Distress Intolerance Modulation of Neurophysiological Markers of Cognitive Control during a Complex Go/No-go Task

摘要

Distress intolerance (DI), a trait-like individual difference reflective of the inability to endure aversive affective states, is relevant to multiple forms of psychopathology, but its relations to theoretically-relevant neurobiological systems has received little attention. Altered response inhibition-related neurobiology has been theorized to underlie individual differences in DI, but little empirical work has been conducted. To test this hypothesis, baseline data from a large clinical sample with elevated risk for affective psychopathology was utilized (N = 254). Participants completed a complex Go/No-go task while EEG was recorded, and No-go N2/P3 amplitudes and latencies were measured. Based upon prior findings on the relations between these components and response inhibition, we hypothesized that DI would predict reduced No-go N2/P3 amplitude and greater No-go N2/P3 latency while controlling for current anxious/depressive symptom severity.

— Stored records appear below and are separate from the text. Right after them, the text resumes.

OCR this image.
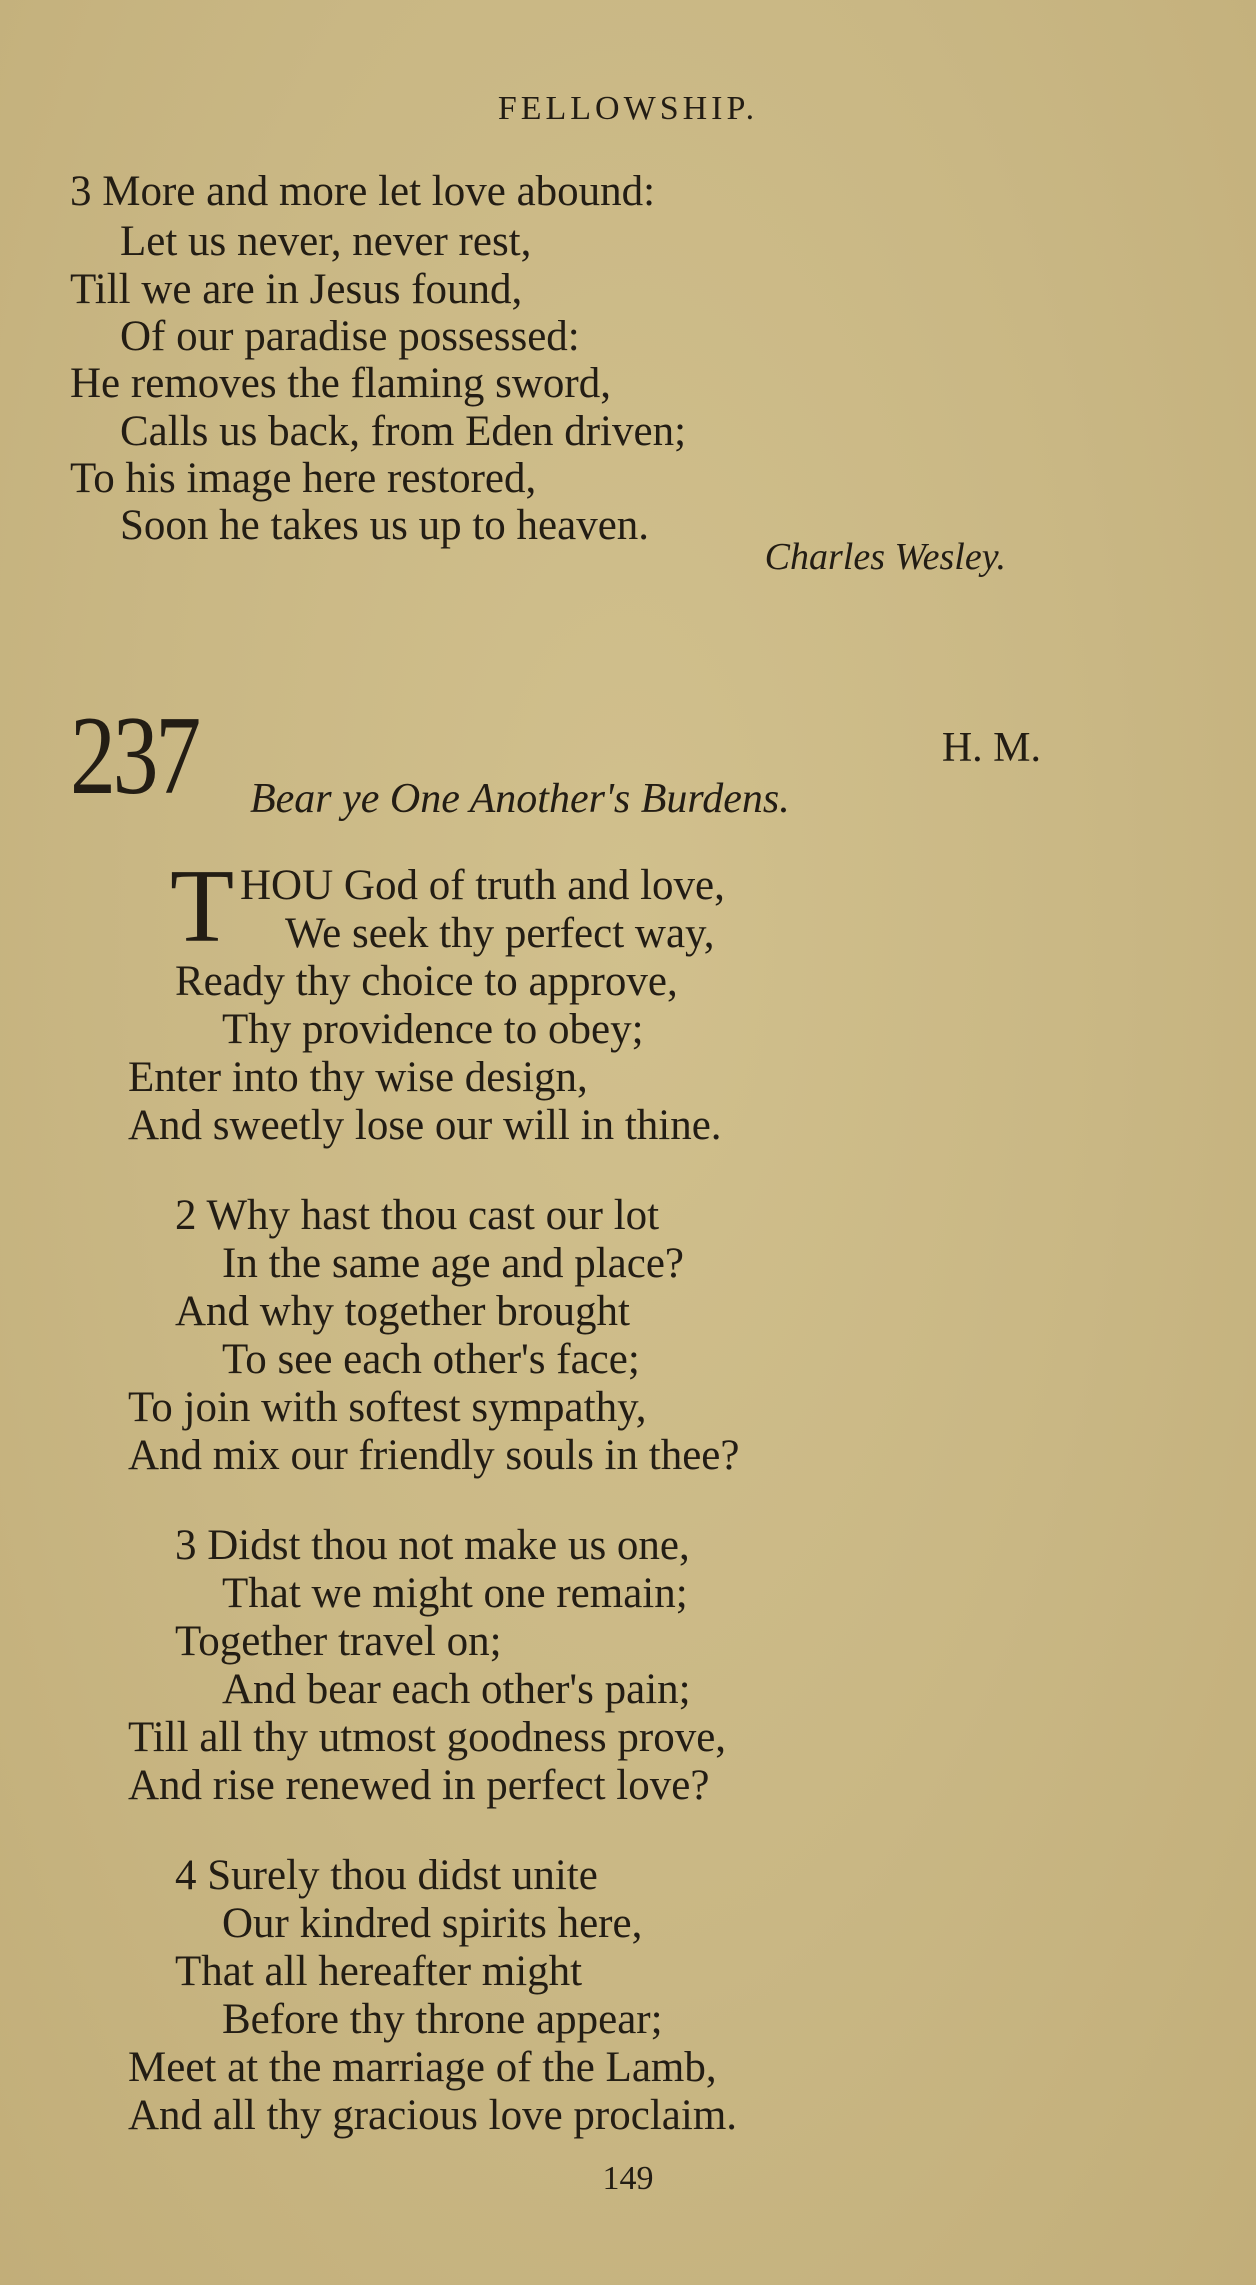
FELLOWSHIP.
3 More and more let love abound:
Let us never, never rest,
Till we are in Jesus found,
Of our paradise possessed:
He removes the flaming sword,
Calls us back, from Eden driven;
To his image here restored,
Soon he takes us up to heaven.
Charles Wesley.
237	H. M.
Bear ye One Another's Burdens.
T HOU God of truth and love,
We seek thy perfect way,
Ready thy choice to approve,
Thy providence to obey;
Enter into thy wise design,
And sweetly lose our will in thine.
2 Why hast thou cast our lot
In the same age and place?
And why together brought
To see each other's face;
To join with softest sympathy,
And mix our friendly souls in thee?
3 Didst thou not make us one,
That we might one remain;
Together travel on;
And bear each other's pain;
Till all thy utmost goodness prove,
And rise renewed in perfect love?
4 Surely thou didst unite
Our kindred spirits here,
That all hereafter might
Before thy throne appear;
Meet at the marriage of the Lamb,
And all thy gracious love proclaim.
149
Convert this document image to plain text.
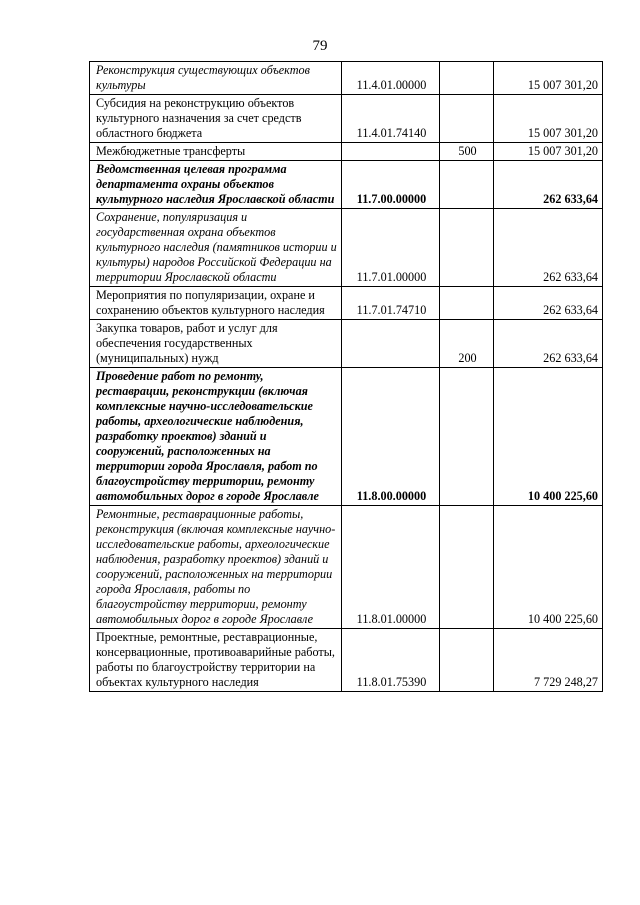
79
Реконструкция существующих объектов культуры	11.4.01.00000		15 007 301,20
Субсидия на реконструкцию объектов культурного назначения за счет средств областного бюджета	11.4.01.74140		15 007 301,20
Межбюджетные трансферты		500	15 007 301,20
Ведомственная целевая программа департамента охраны объектов культурного наследия Ярославской области	11.7.00.00000		262 633,64
Сохранение, популяризация и государственная охрана объектов культурного наследия (памятников истории и культуры) народов Российской Федерации на территории Ярославской области	11.7.01.00000		262 633,64
Мероприятия по популяризации, охране и сохранению объектов культурного наследия	11.7.01.74710		262 633,64
Закупка товаров, работ и услуг для обеспечения государственных (муниципальных) нужд		200	262 633,64
Проведение работ по ремонту, реставрации, реконструкции (включая комплексные научно-исследовательские работы, археологические наблюдения, разработку проектов) зданий и сооружений, расположенных на территории города Ярославля, работ по благоустройству территории, ремонту автомобильных дорог в городе Ярославле	11.8.00.00000		10 400 225,60
Ремонтные, реставрационные работы, реконструкция (включая комплексные научно-исследовательские работы, археологические наблюдения, разработку проектов) зданий и сооружений, расположенных на территории города Ярославля, работы по благоустройству территории, ремонту автомобильных дорог в городе Ярославле	11.8.01.00000		10 400 225,60
Проектные, ремонтные, реставрационные, консервационные, противоаварийные работы, работы по благоустройству территории на объектах культурного наследия	11.8.01.75390		7 729 248,27
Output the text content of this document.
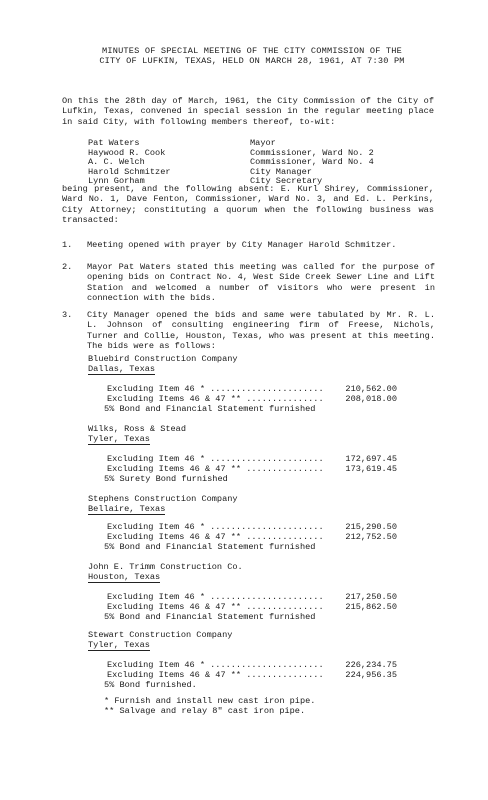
MINUTES OF SPECIAL MEETING OF THE CITY COMMISSION OF THE
CITY OF LUFKIN, TEXAS, HELD ON MARCH 28, 1961, AT 7:30 PM
On this the 28th day of March, 1961, the City Commission of the City of Lufkin, Texas, convened in special session in the regular meeting place in said City, with following members thereof, to-wit:
Pat Waters	Mayor
Haywood R. Cook	Commissioner, Ward No. 2
A. C. Welch	Commissioner, Ward No. 4
Harold Schmitzer	City Manager
Lynn Gorham	City Secretary
being present, and the following absent: E. Kurl Shirey, Commissioner, Ward No. 1, Dave Fenton, Commissioner, Ward No. 3, and Ed. L. Perkins, City Attorney; constituting a quorum when the following business was transacted:
1.	Meeting opened with prayer by City Manager Harold Schmitzer.
2.	Mayor Pat Waters stated this meeting was called for the purpose of opening bids on Contract No. 4, West Side Creek Sewer Line and Lift Station and welcomed a number of visitors who were present in connection with the bids.
3.	City Manager opened the bids and same were tabulated by Mr. R. L. L. Johnson of consulting engineering firm of Freese, Nichols, Turner and Collie, Houston, Texas, who was present at this meeting. The bids were as follows:
Bluebird Construction Company
Dallas, Texas
Excluding Item 46 * ......................	210,562.00
Excluding Items 46 & 47 ** ...............	208,018.00
5% Bond and Financial Statement furnished
Wilks, Ross & Stead
Tyler, Texas
Excluding Item 46 * ......................	172,697.45
Excluding Items 46 & 47 ** ...............	173,619.45
5% Surety Bond furnished
Stephens Construction Company
Bellaire, Texas
Excluding Item 46 * ......................	215,290.50
Excluding Items 46 & 47 ** ...............	212,752.50
5% Bond and Financial Statement furnished
John E. Trimm Construction Co.
Houston, Texas
Excluding Item 46 * ......................	217,250.50
Excluding Items 46 & 47 ** ...............	215,862.50
5% Bond and Financial Statement furnished
Stewart Construction Company
Tyler, Texas
Excluding Item 46 * ......................	226,234.75
Excluding Items 46 & 47 ** ...............	224,956.35
5% Bond furnished.
* Furnish and install new cast iron pipe.
** Salvage and relay 8" cast iron pipe.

Partially consistent with predictions, high DI was independently associated with reduced No-go N2 amplitude but was non-significantly related to latency, though high DI was linked with greater Go N2 latency. Contrary to predictions, no relations between DI and the P3 were found. Further, exploratory analyses revealed positive associations between DI and No-go P2 amplitude/latency. Correlations between components and task performance suggest that observed relations between DI and the P2/N2 may reflect inefficient rather than impaired response inhibition. Overall, results support the theorized relevance of response inhibition-linked neurobiology to individual differences in tolerance of distress over and above distress severity itself, and suggest specific relations between DI and alterations in early selective attention/conflict-monitoring but not evaluative phases of response inhibition.